Predictive assessment - Define the forecast target and loss explicitly (point, quantile, probability, or full distribution). - Point forecasts (levels/returns): prioritize scale-aware losses such as RMSE and MAE. \[ \mathrm{RMSE} = \sqrt{\frac{1}{T}\sum_{t=1}^{T}(\hat{y}_t - y_t)^2}, \quad \mathrm{MAE} = \frac{1}{T}\sum_{t=1}^{T}|\hat{y}_t - y_t| \] Avoid MAPE when values can be near zero; consider symmetric MAPE variants if needed. - Quantile forecasts (e.g., VaR at level \(\tau\)): use pinball (quantile) loss. \[ L_\tau(\hat{q}_t, y_t) = \left(\tau - \mathbf{1}\{y_t < \hat{q}_t\}\right)(y_t - \hat{q}_t) \] - Probabilistic forecasts (default probabilities, loss distributions): use log score (negative log-likelihood), Brier score for binary events, CRPS for full distributions; evaluate calibration (reliability curves, PIT uniformity) and sharpness (narrowness of distributions). - Interval forecasts: evaluate coverage vs nominal and average interval width (or Winkler score). - Classification tasks (e.g., downgrade prediction): use AUROC/PR, calibration error, expected utility with cost-sensitive thresholds. - Validation design: for time series, use walk-forward (rolling-origin) evaluation with realistic feature availability; guard against leakage; include transaction costs/slippage where applicable.
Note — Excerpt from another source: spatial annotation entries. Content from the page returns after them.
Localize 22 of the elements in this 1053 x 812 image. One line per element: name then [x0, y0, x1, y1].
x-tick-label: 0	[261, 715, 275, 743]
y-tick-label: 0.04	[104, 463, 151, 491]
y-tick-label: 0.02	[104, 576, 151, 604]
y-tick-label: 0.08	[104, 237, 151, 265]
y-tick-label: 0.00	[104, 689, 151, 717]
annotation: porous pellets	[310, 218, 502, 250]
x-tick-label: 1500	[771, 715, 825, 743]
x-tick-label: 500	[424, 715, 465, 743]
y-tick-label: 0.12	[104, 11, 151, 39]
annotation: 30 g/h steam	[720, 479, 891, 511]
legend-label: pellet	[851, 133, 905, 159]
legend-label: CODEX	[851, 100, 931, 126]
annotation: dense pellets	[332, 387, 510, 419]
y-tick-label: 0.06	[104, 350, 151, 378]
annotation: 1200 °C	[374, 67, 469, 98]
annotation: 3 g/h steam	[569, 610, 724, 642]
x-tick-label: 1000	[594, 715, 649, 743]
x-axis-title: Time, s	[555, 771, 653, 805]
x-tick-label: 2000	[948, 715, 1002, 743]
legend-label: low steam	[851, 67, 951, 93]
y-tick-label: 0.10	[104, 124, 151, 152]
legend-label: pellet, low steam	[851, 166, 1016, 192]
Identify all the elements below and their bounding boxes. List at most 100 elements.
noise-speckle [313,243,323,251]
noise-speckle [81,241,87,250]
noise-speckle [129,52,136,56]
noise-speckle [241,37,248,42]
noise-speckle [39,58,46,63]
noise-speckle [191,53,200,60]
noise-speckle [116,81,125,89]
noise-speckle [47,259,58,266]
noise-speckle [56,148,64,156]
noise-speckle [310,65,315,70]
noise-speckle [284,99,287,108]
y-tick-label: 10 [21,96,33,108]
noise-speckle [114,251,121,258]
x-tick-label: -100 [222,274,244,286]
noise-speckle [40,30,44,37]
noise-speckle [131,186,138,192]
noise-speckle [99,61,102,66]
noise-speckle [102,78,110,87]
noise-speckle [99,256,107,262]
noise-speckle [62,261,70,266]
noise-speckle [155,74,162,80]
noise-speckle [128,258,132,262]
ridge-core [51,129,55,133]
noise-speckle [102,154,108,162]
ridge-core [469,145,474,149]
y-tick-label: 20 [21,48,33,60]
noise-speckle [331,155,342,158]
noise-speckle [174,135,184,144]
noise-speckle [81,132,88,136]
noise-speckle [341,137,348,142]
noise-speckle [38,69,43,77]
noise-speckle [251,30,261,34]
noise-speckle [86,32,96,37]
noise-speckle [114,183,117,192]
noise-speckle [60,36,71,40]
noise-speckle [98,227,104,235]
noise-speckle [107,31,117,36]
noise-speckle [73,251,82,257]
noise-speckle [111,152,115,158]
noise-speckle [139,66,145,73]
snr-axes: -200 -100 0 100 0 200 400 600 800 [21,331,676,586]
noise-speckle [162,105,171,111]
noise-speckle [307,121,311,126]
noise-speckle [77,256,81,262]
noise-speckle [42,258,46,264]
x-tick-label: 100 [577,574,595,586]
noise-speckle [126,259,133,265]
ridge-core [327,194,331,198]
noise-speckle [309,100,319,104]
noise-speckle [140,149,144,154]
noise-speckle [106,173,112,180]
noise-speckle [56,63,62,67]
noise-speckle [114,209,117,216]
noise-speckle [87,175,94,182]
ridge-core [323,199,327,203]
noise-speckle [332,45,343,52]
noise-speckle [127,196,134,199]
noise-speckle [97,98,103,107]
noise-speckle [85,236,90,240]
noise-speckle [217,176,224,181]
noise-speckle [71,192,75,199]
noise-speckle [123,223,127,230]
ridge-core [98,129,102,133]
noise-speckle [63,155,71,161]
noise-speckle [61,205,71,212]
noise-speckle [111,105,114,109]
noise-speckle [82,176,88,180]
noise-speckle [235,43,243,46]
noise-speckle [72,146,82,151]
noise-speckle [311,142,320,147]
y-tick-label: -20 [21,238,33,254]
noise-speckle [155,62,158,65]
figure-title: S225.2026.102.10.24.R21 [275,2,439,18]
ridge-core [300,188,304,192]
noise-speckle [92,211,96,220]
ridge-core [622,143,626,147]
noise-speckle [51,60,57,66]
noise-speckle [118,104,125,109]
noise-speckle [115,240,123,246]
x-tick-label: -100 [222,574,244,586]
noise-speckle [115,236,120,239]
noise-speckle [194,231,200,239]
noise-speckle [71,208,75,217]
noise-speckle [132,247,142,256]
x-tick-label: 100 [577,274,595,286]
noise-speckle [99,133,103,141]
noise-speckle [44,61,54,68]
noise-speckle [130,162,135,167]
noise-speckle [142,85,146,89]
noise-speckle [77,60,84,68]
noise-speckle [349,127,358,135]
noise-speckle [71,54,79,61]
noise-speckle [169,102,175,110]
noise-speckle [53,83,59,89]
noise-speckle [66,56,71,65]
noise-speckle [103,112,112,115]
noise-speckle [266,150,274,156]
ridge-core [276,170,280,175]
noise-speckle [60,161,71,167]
Explanatory assessment - Parameter interpretability: signs, magnitudes, and units align with theory and domain knowledge; elasticities and risk premia within plausible ranges. - Identification: demonstrate that parameters are uniquely recoverable from the data/design (e.g., instrument relevance/exogeneity for IV; rank conditions for GMM); report overidentification tests where applicable (e.g., Hansen’s J). - Stability/invariance: test parameter constancy across regimes (structural break tests such as Chow; rolling/CUSUM diagnostics); assess sensitivity to alternative samples/specifications. - Counterfactual validity: show that the model’s structural relationships remain invariant under contemplated interventions (policy changes, shocks); evaluate out-of-sample counterfactual predictions when historical policy variation exists. - Moment fit for structural models: report distance between empirical and model-implied moments; assess which moments are well matched and which are not. - Sensitivity/uncertainty analysis: local and global parameter sensitivity (e.g., Sobol indices), posterior uncertainty where Bayesian, and scenario robustness for key assumptions.

Summary mapping

Goal	Primary metrics/loss	Validation design	Finance examples
Predict point	RMSE, MAE, MAPE (with caution)	Walk-forward CV; leakage checks	Forecast next-month returns, prepayment speeds
Predict quantile	Pinball loss at τ	Rolling quantile backtests	VaR at 99%
Predict probability/distribution	Log score, Brier, CRPS; calibration and sharpness	Time-stamped splits; reliability/PIT checks	Default probability, loss distribution for stress
Classification	AUROC/PR, calibration error, expected utility	Cost-sensitive thresholds; class imbalance handling	Downgrade/watchlist prediction
Explanatory (structural)	Identification tests, parameter plausibility, moment fit	Stability/structural-break tests; sensitivity analysis	Term-structure model, demand/supply elasticities
Counterfactual	Invariance under intervention; policy simulation accuracy	Natural experiments; out-of-sample policy periods	Impact of capital requirement change on lending

TipFinance Modeling Pro-tip

Align the loss you optimize in estimation with the metric you report in evaluation. If your risk committee cares about 99% tail losses, train and evaluate on quantile/tail losses, not just RMSE.